雀のこころ
 
 我が家の軒で雀の番(つが)いが毎年巣を作り、雛を孵(かえ)す営みが繰り返されております。雀の寿命からすればもう何代にも受け継がれての営みですが、我が子たちも毎年雀が軒先で雛を育てる様を歳時記として捉えて育ちました。
 今年も親雀に餌を求める雛たちの賑やかな鳴き声が盛んに聞こえており、間もなく巣立ちだろうと思っておりました矢先・・・

 悲劇は私が議会に登庁している留守中に起きたようです。なにものかが雀の雛を襲い、その際に親鳥も一命を落としていたことが後日わかりました・・・

 ある日、議会から帰宅して庭を見ていると、雀が地上に舞い降りて嘴で何事かしています。その仕草はまるで「おい!起きろよ!」と言っているようでしたが、凝視するとその先に雀の屍がありました。このとき私は初めて親鳥が一命を落としていた事実を知ったのです。そういえばちっとも雛の鳴き声が聞けないとは思っておりましたが、このとき初めて巣が襲われたことが呑みこめました。

 番(つが)いの片われは、一生懸命につれあいを起こそうとしていたのです。私は、子どもたちが小学校のころの、夏休みだか冬休みの宿題帳に載っていた、信州は上伊那地方の民話「入野谷の猿」の話しを思い浮かべました。将にそれを地で行く光景ではありませんか!

 こんな小さな生き物にも『こころ』があると思えてなりません。死を理解できなくても、身動きをしない番いの片われを、愛おしく感じて傍らに歩みよっては体を揺さぶり。張り裂けんばかりの愛惜をこの雀は屍に注いでいるのでした。一瞬にして家族の総べてを失ってしまったにも拘らず、健気にこの場を去らず屍に寄り添っていたのでしょう。
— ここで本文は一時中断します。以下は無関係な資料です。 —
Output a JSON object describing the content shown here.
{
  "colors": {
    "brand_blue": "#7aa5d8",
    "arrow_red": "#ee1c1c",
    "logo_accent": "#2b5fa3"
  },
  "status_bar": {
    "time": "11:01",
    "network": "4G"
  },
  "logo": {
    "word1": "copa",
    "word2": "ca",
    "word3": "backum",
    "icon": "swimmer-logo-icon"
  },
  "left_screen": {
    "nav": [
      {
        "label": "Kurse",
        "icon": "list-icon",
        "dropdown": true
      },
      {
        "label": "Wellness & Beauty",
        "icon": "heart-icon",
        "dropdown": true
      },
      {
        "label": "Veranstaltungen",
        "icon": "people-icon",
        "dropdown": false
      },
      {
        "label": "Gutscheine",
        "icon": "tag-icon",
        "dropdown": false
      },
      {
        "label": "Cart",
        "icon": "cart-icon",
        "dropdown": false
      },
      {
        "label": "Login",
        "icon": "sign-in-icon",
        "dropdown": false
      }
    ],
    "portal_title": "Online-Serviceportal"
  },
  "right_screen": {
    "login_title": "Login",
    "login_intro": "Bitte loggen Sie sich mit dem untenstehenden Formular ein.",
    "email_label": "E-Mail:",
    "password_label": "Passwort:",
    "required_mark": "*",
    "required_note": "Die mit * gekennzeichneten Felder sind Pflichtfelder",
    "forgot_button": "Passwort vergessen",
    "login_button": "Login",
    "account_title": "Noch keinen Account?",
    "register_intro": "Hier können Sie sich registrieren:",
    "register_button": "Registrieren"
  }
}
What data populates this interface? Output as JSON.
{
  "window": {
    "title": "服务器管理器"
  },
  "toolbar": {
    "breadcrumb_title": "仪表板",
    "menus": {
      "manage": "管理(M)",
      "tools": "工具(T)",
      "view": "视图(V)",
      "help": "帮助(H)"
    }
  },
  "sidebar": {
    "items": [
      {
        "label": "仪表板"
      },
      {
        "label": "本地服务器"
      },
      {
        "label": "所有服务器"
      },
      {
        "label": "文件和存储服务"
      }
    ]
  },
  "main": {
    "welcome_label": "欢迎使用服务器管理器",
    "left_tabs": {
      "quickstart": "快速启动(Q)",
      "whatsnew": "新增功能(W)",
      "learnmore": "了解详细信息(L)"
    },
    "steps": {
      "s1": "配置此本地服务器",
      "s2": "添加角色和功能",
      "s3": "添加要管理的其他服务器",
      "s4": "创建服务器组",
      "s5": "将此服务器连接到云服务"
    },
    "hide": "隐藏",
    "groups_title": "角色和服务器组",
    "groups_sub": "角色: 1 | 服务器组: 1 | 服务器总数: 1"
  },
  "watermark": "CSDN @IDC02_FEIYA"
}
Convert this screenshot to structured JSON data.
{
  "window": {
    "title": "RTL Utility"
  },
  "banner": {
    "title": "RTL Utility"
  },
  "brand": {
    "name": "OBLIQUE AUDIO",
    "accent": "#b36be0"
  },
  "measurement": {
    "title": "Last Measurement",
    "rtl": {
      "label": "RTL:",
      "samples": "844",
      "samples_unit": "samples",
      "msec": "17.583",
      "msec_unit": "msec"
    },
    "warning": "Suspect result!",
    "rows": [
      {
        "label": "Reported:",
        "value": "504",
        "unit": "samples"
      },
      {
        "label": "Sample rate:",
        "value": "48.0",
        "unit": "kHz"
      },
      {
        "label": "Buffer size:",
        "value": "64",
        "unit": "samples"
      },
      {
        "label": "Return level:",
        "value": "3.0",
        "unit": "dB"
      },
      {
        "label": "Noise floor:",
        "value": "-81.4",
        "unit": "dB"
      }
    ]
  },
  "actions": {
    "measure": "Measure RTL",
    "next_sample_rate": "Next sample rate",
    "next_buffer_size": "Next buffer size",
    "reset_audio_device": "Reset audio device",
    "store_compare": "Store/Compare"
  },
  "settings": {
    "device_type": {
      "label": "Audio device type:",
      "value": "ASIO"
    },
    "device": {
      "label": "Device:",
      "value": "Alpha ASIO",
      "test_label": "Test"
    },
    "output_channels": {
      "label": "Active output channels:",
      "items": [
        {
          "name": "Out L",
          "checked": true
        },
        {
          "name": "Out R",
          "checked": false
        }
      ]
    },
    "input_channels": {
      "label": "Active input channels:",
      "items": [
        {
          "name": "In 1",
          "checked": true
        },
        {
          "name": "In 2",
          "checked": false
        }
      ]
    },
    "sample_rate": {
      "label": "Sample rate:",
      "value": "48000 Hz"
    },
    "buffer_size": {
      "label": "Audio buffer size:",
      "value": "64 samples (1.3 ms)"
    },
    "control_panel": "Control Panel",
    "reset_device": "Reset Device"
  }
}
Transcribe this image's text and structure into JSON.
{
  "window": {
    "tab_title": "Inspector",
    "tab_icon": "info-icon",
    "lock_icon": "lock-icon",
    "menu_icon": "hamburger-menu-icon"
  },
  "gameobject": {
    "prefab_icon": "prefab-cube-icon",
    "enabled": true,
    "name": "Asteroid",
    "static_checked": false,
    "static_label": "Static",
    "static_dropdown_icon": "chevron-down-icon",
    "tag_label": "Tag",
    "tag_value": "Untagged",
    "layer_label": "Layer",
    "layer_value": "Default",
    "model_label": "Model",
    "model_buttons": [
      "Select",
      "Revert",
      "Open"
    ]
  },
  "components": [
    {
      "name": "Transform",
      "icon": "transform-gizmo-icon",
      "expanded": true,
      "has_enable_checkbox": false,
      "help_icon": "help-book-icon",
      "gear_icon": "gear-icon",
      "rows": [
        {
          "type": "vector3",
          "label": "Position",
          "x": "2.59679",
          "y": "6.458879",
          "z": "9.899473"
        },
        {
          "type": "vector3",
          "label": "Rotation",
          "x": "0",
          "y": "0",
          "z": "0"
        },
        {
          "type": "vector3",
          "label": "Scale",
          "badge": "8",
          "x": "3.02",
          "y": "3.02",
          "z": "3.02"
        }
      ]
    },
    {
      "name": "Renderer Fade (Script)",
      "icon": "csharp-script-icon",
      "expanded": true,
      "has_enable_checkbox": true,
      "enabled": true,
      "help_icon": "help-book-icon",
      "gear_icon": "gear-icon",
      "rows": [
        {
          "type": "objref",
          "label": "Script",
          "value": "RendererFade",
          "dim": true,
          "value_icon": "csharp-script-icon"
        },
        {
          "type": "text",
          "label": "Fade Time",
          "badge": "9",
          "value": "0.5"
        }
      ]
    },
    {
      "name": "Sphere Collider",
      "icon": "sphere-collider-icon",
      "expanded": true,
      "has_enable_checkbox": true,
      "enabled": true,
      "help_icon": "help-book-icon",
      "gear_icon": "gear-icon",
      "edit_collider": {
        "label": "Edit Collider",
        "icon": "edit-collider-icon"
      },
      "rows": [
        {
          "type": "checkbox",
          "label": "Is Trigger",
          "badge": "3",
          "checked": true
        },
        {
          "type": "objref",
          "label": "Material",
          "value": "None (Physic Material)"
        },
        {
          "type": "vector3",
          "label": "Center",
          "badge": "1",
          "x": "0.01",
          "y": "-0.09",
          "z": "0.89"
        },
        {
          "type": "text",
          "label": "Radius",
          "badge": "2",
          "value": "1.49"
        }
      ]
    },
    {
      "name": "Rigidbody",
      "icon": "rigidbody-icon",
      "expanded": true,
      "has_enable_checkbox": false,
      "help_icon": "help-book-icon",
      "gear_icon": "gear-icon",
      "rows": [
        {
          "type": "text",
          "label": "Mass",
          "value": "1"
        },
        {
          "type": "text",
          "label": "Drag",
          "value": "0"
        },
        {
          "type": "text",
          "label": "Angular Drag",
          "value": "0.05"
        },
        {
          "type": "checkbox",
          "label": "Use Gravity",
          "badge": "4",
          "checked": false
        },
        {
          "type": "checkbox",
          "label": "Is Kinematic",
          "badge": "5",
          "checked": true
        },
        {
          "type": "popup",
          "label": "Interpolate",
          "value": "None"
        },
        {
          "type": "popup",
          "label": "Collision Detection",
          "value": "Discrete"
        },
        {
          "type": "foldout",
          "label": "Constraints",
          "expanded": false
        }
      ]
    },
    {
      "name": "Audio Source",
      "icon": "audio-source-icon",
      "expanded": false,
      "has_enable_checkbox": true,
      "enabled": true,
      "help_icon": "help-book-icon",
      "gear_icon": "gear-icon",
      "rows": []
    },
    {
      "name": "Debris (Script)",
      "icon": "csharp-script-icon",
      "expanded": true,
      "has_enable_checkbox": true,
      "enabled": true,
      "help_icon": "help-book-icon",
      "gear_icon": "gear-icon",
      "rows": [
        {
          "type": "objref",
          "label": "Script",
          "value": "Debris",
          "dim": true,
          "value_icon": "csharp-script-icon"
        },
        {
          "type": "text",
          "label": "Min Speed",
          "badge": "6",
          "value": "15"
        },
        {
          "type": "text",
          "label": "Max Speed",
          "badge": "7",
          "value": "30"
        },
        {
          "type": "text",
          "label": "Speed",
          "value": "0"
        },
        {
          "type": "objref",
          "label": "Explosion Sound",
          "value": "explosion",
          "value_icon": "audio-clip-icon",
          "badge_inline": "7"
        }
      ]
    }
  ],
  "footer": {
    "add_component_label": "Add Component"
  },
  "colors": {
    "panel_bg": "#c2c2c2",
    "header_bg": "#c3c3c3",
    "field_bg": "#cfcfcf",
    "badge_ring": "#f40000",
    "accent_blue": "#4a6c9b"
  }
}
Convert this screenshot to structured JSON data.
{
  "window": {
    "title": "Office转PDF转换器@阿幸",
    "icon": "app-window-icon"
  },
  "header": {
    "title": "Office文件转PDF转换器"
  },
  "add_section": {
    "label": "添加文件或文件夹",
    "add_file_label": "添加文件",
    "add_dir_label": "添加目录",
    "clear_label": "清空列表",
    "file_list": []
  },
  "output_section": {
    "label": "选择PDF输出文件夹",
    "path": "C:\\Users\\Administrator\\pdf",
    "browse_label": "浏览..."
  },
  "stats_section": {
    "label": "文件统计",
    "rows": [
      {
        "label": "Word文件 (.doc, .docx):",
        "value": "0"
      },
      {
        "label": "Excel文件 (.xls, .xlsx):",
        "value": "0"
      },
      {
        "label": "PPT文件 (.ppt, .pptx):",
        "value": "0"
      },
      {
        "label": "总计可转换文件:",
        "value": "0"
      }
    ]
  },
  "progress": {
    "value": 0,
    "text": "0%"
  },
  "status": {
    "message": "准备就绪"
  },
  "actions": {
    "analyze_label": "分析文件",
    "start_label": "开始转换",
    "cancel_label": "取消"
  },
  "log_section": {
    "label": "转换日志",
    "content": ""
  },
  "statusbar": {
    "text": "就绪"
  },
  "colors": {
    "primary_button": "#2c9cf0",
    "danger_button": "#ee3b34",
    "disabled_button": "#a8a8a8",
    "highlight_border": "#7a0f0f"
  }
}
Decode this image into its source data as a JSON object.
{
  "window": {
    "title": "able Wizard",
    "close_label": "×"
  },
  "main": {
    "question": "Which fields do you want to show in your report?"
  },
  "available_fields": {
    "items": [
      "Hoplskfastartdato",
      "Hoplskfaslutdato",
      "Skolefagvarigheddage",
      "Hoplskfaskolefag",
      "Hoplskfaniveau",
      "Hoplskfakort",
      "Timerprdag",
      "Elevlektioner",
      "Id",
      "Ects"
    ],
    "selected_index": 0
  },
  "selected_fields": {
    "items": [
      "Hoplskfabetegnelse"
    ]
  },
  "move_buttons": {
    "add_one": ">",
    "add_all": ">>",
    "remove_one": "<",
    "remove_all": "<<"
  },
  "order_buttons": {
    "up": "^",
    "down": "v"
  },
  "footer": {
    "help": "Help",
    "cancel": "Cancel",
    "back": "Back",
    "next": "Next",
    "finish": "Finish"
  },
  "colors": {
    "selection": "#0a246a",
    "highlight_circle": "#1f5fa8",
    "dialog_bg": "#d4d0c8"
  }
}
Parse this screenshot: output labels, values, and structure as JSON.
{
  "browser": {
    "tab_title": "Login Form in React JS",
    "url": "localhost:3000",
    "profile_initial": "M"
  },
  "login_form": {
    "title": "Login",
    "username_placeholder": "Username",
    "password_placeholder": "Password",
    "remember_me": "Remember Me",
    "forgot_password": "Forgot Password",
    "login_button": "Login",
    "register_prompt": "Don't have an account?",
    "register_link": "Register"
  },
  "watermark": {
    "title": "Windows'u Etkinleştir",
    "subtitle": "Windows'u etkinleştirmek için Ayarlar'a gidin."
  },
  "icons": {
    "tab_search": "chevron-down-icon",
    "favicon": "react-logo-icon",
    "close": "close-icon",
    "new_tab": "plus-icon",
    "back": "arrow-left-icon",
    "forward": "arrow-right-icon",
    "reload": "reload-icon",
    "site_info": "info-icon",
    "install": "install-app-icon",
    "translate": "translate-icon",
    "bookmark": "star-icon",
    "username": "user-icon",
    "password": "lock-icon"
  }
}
 何たる悲劇か。私はこの雀の亡骸を手厚く葬ってやりました。
 
 数日して・・・
 私が縁側から外にでようとしてガラス越に外を見ると、私の下駄の鼻緒に雀がおり、嘴であたかも鼻緒についたゴミを一生懸命に取り払っているではありませんか。「はて?」と思いながら戸をあけると、雀は庭先の枝に飛び移り私の方を振り向くと、頭を何べんも何べんも下げたかと思うと、空の彼方に飛び去って行きました・・・

 事実は小説よりも奇なりとか。雀は亡骸を葬ってもらったお礼に来たのでしょうか。それとも土に帰すために覆われてしまった「相棒が見えないよぅ・・」と、私にせがみに来たのでしょうか?

 このことは、ものの憐れを知る人唯み知り、解する人唯み解する、仏法の世界なのかもしれません。